Using the internet safely.
- Keep the computer in a public area where everyone can see the screen. Computers should not be in bedrooms or other places where a door can be closed.
- There are programs available that let you track sites that are visited and block different sites so you can know what people are doing on your computer.
- Passwords should not be related to names or birth dates. They need to be random, include numbers, and should be changed at least yearly. Do NOT use the same password for multiple sites. Do not use dictionary words for your passwords. One suggestion is to use the first letter from a favorite phrase as a password, replacing some of the letters with numbers. The phrase “I am a child of God. And He has sent me here,” replacing the letter I with the number 1 and the letter O with the number 0, could yield the password – 1aac0GaHhsmh
Children and the Internet
- Set family rules for when the computer can be used, for how long, and what they can do on the computer. When I taught elementary school I taught my students that their parents need to know everything they do online.
- Crash & Tell – This was the policy when I was at BYU if something unwanted popped up on the screen. We were to “crash” the computer (turn it off by holding the power button, not by going through the normal shut down methods) and then tell the person in charge of the computer lab immediately what had happened. Some sites, once they start popping up, are difficult to impossible to stop. Crashing the computer immediately stops it.
- NetSmartz – A web site with information for parents and games and activities for kids of all ages about being safe on the internet.
- Google Family Safety Center – Google safety tools, tips, and advice
- NEVER give the full names of your kids.
- One parent I know uses just their first initials. Another parent gave her kids nicknames that she uses on her blog. She also would blur their faces slightly when posting pictures of them.
- Be careful when mentioning where you are, cities, schools, things that could be used to find you or your kids.
- If they aren’t your kids, don’t mention their names or specifics about them without talking to their parents first.
- NEVER give out personal information on the internet such as your address or full name.
- Exceptions – Internet banking and shopping. Look for a security seal or web addresses that start with https instead of http to know they are secure.
- Doing business online carries similar risks to doing business in person.
- It’s better to mention a vacation AFTER you are back than before you leave.
- No sense telling everyone your house is going to be empty for that time.
- Many thieves are using blogs and social networking sites to learn when houses will be empty.
- Blogs can be set to private so that only the people you invite can see them
- Tagging blog posts and pictures makes them more searchable.

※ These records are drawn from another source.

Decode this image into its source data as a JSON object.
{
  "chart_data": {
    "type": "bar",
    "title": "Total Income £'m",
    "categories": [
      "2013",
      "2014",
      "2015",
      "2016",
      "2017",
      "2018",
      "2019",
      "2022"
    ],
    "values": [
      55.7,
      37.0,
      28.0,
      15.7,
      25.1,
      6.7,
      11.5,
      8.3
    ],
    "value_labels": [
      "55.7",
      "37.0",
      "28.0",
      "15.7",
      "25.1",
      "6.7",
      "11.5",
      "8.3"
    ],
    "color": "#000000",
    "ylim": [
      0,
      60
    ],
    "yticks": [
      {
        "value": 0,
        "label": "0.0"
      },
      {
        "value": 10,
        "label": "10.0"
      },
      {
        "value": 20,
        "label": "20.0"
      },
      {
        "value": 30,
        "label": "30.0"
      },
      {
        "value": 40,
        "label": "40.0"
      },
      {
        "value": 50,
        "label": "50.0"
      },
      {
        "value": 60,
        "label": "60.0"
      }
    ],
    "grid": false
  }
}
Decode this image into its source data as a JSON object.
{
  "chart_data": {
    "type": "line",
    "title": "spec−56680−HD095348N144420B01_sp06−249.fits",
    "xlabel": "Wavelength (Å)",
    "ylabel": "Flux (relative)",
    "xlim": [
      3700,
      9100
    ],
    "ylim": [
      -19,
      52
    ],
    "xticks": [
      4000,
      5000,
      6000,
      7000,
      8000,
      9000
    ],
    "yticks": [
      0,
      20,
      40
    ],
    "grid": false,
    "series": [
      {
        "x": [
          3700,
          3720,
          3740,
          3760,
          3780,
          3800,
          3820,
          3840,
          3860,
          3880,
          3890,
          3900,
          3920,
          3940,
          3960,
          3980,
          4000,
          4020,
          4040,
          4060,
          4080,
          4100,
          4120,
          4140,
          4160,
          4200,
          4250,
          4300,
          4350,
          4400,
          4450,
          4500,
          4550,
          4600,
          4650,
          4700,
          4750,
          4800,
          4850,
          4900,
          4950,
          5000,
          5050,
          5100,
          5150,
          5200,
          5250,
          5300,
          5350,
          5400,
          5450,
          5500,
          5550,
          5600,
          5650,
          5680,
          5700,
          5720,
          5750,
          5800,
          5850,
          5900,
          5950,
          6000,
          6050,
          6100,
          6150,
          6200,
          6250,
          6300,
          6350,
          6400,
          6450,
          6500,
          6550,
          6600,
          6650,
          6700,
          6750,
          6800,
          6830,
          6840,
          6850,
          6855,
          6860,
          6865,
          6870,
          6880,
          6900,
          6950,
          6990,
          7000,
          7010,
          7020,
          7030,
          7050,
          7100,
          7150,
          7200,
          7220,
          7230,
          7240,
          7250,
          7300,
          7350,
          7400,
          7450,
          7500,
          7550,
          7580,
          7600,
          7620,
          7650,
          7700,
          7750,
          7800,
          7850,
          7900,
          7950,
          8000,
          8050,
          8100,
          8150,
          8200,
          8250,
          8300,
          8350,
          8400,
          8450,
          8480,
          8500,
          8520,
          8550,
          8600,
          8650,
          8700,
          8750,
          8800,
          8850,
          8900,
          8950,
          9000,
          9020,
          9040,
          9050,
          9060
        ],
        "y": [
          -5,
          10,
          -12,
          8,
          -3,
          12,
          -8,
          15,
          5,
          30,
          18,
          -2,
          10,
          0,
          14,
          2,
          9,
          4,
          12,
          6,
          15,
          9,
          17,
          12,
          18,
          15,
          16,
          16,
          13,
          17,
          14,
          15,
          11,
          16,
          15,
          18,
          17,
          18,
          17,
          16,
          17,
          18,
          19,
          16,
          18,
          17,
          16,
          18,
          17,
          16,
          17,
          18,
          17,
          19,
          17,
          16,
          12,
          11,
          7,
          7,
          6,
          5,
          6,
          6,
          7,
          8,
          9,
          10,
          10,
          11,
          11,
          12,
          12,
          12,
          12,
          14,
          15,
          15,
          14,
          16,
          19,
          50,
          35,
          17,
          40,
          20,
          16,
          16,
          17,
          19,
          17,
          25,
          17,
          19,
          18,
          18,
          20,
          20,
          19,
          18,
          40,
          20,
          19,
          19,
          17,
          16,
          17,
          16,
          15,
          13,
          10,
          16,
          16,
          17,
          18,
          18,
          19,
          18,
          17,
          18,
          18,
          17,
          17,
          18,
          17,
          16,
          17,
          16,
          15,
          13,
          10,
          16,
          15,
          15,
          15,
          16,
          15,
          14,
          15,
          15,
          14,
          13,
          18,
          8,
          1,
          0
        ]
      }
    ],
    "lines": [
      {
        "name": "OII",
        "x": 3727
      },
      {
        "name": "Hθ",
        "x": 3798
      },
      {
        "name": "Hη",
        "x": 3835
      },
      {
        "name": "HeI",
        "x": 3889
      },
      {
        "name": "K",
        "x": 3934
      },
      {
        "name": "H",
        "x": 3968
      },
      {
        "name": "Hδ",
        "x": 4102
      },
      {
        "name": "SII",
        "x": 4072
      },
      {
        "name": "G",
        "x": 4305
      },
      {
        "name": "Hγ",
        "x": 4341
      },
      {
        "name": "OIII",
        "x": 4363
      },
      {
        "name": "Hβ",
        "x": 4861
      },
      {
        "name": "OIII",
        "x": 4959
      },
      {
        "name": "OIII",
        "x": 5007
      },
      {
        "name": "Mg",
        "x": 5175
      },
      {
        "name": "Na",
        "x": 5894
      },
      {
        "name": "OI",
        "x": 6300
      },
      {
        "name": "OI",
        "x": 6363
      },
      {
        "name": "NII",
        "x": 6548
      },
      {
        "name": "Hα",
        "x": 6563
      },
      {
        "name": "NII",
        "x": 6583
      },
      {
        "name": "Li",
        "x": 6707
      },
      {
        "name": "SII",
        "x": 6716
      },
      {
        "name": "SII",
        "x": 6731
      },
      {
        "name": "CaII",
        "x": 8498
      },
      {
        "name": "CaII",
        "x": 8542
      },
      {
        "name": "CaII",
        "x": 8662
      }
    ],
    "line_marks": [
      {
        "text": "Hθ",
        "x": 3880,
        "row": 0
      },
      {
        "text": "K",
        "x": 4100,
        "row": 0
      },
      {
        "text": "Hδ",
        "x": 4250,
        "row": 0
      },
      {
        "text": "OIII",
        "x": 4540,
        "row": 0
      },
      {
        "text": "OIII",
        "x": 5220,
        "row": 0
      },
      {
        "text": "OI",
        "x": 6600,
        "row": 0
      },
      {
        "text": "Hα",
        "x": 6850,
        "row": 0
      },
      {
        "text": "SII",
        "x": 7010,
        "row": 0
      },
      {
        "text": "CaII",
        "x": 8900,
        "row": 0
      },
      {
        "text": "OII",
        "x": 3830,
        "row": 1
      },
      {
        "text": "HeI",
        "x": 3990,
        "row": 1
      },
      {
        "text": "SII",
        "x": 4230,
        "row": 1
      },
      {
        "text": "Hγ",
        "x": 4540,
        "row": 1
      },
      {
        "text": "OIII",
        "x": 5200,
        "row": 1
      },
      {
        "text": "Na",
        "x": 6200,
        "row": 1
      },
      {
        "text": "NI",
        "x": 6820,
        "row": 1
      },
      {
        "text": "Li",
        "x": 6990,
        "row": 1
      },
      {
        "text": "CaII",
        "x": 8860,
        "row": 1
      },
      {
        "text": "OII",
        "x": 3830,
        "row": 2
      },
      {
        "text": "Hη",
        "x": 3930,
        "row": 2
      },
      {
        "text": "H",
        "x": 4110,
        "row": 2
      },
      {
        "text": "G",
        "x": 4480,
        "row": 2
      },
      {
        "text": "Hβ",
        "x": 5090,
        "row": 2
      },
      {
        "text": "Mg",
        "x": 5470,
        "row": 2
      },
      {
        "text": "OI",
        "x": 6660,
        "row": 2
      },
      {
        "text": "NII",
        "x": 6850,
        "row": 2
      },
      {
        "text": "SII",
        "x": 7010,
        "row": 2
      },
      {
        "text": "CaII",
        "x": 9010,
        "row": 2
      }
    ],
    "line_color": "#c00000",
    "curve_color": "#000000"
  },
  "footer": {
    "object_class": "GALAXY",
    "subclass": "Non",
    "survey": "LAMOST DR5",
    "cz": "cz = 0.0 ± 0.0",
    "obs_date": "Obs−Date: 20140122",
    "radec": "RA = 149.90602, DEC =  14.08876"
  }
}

- Many digital cameras (especially camera phones) are set to record the GPS location of photos when they are taken. If you share a photo and it has that information attached you are sharing where you are at. Either remove the information before sharing the photo or change the settings on your camera so the information is not recorded.
- Remember the privacy of others.
- Several people I know use nicknames when talking about other people, even other adults, to protect privacy.
- Ask permission before sharing things about others.
- Understand the privacy settings for any program you use online and use them. Remember that unless you set it otherwise, anyone with the internet, anywhere in the world, can find what you put on the internet. And not everyone in the world is a good person.
- Facebook is set to reveal all of your information to the web by default. You must go in and change the settings on your own. The settings can be changed from time to time so it is a good idea to check on them every so often.
- Programs should have it so that you can limit who can see what you put up. Blogs and photo sites can be made private so that only certain people who you invite can see them.
- Just because a program has a space to put information, you do not necessarily need to provide the information. You are in charge of what information you provide. Remember that once it is out there, you can’t bring it back. Err on the side of too little information.